Der Bamf-Skandal und seine politischen Konsequenzen

Sarah Borufka
upday DE
Published in
3 min readJun 5, 2018

Am Anfang standen Ungereimtheiten um 1200 falsche Asylbescheide in Bremen. Jetzt werden immer mehr Details über die Arbeit des Bundesamtes für Migration und Flüchtlinge (Bamf) bekannt, die den Schluss nahelegen: Die Behörde war komplett überfordert. Bundesminister müssen sich rechtfertigen und selbst für Bundeskanzlerin Angela Merkel (CDU) kann die Sache unangenehm werden.

Die Außenstelle des Bamf in Bremen. Foto: Carmen Jaspersen/dpa

Es begann in Bremen

Im April wurde bekannt, dass die frühere Leiterin der Bremer Außenstelle Ulrike B. zwischen 2013 und 2016 in etwa 1200 Fällen Asyl gewährte — ohne dass dafür eine rechtliche Grundlage bestand. Der Vorwurf: Rechtsanwälte aus Niedersachsen und Nordrhein-Westfalen sollen systematisch Fälle ins Bremer Amt geleitet haben, um dort positive Bescheide zu erhalten.

Jetzt ermittelt die Staatsanwaltschaft gegen Ulrike B. sowie drei Rechtsanwälte und einen Dolmetscher. “Focus Online” mit dem Überblick zur Affäre:

Aufklärer Horst Seehhofer?

Das Bamf samt Bremer Außenstelle untersteht Innenminister Horst Seehofer (CSU). Der kam lange nach den Vorgängen in Bremen ins Amt, ist also unbelastet.
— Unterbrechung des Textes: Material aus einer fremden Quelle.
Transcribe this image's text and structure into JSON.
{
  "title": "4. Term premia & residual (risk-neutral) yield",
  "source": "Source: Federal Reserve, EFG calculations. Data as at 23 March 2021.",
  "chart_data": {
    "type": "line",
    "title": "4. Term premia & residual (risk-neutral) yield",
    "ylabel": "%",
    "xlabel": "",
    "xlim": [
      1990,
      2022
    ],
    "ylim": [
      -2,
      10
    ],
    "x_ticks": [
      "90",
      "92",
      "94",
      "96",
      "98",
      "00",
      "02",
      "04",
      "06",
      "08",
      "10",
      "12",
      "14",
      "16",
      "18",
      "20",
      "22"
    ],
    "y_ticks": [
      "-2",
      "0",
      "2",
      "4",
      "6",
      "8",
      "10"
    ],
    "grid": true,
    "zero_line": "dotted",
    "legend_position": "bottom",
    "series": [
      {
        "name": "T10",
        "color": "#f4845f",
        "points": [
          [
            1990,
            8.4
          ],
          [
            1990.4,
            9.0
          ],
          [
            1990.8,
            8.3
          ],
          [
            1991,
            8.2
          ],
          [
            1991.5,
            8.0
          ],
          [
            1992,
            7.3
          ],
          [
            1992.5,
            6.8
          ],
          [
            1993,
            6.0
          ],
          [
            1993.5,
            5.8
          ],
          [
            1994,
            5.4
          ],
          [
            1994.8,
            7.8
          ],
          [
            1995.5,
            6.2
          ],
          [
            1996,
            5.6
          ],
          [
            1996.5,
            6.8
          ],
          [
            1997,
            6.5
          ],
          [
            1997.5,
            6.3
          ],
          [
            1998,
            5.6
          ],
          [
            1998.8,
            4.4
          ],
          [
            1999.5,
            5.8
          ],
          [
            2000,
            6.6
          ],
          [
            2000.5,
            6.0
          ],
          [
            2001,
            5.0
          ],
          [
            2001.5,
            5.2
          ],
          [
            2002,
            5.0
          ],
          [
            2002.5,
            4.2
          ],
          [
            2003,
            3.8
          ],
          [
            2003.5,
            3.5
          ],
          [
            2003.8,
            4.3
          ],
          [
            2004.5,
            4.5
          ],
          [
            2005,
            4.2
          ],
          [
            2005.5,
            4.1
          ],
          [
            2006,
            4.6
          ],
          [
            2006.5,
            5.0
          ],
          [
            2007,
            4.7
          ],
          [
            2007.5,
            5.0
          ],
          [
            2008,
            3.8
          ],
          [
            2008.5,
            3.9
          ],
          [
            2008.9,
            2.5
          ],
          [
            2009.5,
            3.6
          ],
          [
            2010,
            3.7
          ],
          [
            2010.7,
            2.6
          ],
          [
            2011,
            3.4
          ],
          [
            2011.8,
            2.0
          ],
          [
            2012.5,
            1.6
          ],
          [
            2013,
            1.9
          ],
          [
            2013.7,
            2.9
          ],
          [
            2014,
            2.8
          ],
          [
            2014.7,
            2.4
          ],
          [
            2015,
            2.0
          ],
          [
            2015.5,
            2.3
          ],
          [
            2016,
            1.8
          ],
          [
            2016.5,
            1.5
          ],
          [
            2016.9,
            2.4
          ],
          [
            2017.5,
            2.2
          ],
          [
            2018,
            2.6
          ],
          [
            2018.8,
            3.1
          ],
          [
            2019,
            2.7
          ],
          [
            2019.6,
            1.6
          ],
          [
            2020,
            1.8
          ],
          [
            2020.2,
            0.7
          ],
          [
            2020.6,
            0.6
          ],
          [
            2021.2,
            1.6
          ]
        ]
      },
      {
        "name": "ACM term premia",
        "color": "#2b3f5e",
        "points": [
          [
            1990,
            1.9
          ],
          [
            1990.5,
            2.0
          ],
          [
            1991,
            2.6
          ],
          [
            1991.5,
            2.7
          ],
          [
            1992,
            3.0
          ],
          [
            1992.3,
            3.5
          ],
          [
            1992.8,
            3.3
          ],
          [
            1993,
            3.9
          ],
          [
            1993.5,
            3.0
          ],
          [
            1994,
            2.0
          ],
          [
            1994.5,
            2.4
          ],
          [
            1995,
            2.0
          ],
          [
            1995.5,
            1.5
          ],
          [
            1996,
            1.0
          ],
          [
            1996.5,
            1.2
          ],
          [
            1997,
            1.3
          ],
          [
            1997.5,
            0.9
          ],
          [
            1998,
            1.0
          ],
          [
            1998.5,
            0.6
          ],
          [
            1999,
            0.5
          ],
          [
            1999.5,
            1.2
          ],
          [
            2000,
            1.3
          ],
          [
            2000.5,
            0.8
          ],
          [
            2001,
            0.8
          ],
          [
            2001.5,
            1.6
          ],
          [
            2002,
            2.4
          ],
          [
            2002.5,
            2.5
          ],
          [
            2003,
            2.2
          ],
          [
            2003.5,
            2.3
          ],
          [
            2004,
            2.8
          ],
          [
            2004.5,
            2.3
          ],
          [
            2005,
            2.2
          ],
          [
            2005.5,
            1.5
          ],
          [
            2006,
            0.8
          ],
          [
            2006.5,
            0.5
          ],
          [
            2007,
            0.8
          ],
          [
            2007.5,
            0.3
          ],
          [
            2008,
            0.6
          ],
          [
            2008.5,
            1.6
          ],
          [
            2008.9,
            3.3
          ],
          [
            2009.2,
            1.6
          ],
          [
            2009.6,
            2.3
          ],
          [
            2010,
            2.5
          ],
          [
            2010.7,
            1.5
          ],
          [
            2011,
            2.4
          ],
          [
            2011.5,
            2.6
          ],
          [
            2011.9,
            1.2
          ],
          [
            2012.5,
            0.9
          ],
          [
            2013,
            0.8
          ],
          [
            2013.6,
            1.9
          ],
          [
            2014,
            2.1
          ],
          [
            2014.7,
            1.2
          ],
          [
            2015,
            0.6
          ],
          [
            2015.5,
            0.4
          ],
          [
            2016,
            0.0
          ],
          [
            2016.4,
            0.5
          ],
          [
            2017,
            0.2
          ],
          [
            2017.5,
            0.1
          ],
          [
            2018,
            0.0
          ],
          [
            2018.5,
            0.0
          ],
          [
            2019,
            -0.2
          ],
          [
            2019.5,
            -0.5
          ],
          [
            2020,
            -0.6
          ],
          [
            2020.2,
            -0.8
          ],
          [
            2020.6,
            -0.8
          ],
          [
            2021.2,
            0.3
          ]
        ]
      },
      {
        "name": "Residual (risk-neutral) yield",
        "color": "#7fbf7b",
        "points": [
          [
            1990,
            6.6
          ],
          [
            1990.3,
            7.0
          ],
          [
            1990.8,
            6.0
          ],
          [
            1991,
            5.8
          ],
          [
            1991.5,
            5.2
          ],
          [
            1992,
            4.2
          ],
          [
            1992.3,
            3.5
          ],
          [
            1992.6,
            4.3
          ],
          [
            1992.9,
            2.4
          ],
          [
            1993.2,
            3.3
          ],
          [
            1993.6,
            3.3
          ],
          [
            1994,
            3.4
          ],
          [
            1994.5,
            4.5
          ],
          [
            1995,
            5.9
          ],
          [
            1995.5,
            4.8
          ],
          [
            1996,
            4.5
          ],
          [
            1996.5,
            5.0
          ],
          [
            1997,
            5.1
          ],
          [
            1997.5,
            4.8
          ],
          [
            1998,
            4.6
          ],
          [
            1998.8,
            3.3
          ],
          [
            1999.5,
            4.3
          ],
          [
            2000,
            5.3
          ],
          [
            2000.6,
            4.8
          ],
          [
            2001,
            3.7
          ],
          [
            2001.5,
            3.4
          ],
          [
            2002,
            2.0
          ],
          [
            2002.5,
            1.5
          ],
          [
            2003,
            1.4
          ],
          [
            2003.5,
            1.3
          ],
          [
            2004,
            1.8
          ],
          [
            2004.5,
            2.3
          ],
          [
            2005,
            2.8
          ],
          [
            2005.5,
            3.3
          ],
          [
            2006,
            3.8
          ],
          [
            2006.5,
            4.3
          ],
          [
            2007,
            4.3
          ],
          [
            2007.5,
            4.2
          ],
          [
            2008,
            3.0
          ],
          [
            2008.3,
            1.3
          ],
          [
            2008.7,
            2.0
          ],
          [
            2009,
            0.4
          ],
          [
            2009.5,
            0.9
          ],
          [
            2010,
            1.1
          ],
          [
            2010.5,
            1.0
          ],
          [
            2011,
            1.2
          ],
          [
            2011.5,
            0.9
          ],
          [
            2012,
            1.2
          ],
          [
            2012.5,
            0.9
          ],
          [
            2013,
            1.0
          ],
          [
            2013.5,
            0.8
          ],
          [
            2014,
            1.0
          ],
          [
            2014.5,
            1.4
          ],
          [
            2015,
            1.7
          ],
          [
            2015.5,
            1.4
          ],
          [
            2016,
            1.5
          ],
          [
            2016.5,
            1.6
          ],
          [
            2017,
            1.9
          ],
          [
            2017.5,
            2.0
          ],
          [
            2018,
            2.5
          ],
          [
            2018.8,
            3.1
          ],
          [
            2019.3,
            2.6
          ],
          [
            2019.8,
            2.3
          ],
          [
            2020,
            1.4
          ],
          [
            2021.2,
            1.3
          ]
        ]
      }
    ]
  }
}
Im Interview mit dem ZDF versprach er:

“Es wird von mir schonungslos aufgeklärt”

Allerdings hatte er bald ein Problem, und damit begann der Skandal größere Kreise zu ziehen. Josefa Schmid, jene Beamtin, die von Ulrike B. die Leitung des Bremer Bamf übernahm, hatte wiederholt auf Missstände aufmerksam gemacht. Schmid wurde daraufhin versetzt. Sie wandte sich in einem persönlichen Brief an Seehofer — und zwar schon viel früher, als dieser offiziell eingestand.
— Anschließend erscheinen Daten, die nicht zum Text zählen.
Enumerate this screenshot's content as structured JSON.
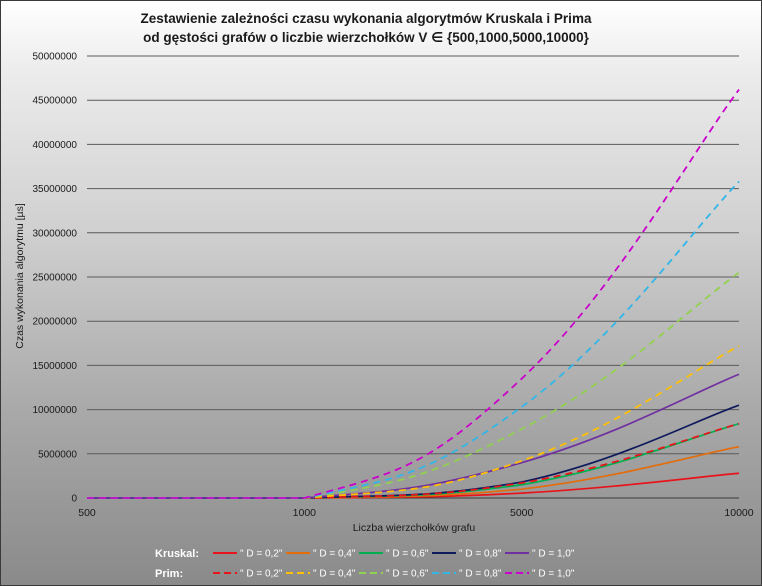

Das gesamte Bamf war mit dem Flüchtlingsstrom überfordert

Hunderttausende Flüchtlinge kamen 2015 innerhalb weniger Monate. Die Geschichte jedes Einzelnen wurde von Bamf-Mitarbeitern überprüft. Aber die Behörde war unterbesetzt, Vorgaben und Technik fehlten, ebenso Dolmetscher. Immer wieder war vom “Antragsstau” im Bamf die Rede, wie z.B. dieser Bericht aus dem Frühjahr 2016 zeigt.

Frank-Jürgen Weise wurde 2015 als Krisenmanager an die Spitze des Bamf berufen. Die Leitung hat er bereits wieder abgegeben. Doch der Bremer Skandal fällt in seine Amtszeit, weswegen Weise sich im “Spiegel” zu Wort meldete: “Das Versagen war, nicht zu handeln, als feststand, welche Herausforderung durch die Geflüchteten auf Deutschland zukommt.” Dies habe “zu Überforderung und unhaltbaren Zuständen geführt”.

Ein Problem für Altmaier, de Maizière — und Merkel?

Angela Merkel wusste offenbar schon Anfang 2017 von den Mängeln in der Behörde. Der frühere Bamf-Chef Frank-Jürgen Weise soll sie im persönlichen Gespräch über die Missstände informiert haben.

Regierungssprecher Steffen Seibert sagt sogar, die Kanzlerin sei noch früher mit den grundsätzlichen Mängeln im Bamf befasst gewesen. Schon im Jahr 2015 soll Merkel demnach gemeinsam mit dem damaligen Innenminister Thomas de Maizière (CDU) und Kanzleramtschef Peter Altmaier (CDU), zugleich Flüchtlingskoordinator der Bundesregierung, zu dem Schluss gekommen sein, dass die Arbeit der Behörde reformiert werden sollte. Altmaier und de Maizière müssen am 15. Juni vor dem Innenausschuss des Bundestags aussagen.

Kommt der Untersuchungsausschuss zum Bamf?

FDP-Fraktionschef Christian Lindner hat am Montag offiziell einen Untersuchungsausschuss zur Bamf-Affäre beantragt. „Wir halten eine gründliche Ausleuchtung der Vorgänge für notwendig“, sagte er.

Der Ausschuss kommt aber nur zustande, wenn mindestens zwei weitere Parteien mitstimmen. Die AfD, Schmuddelkind des Bundestags, wäre wohl grundsätzlich bereit. Die Grünen hingegen sträuben sich, weswegen Lindner ihnen eine “Beißhemmung” vorwirft.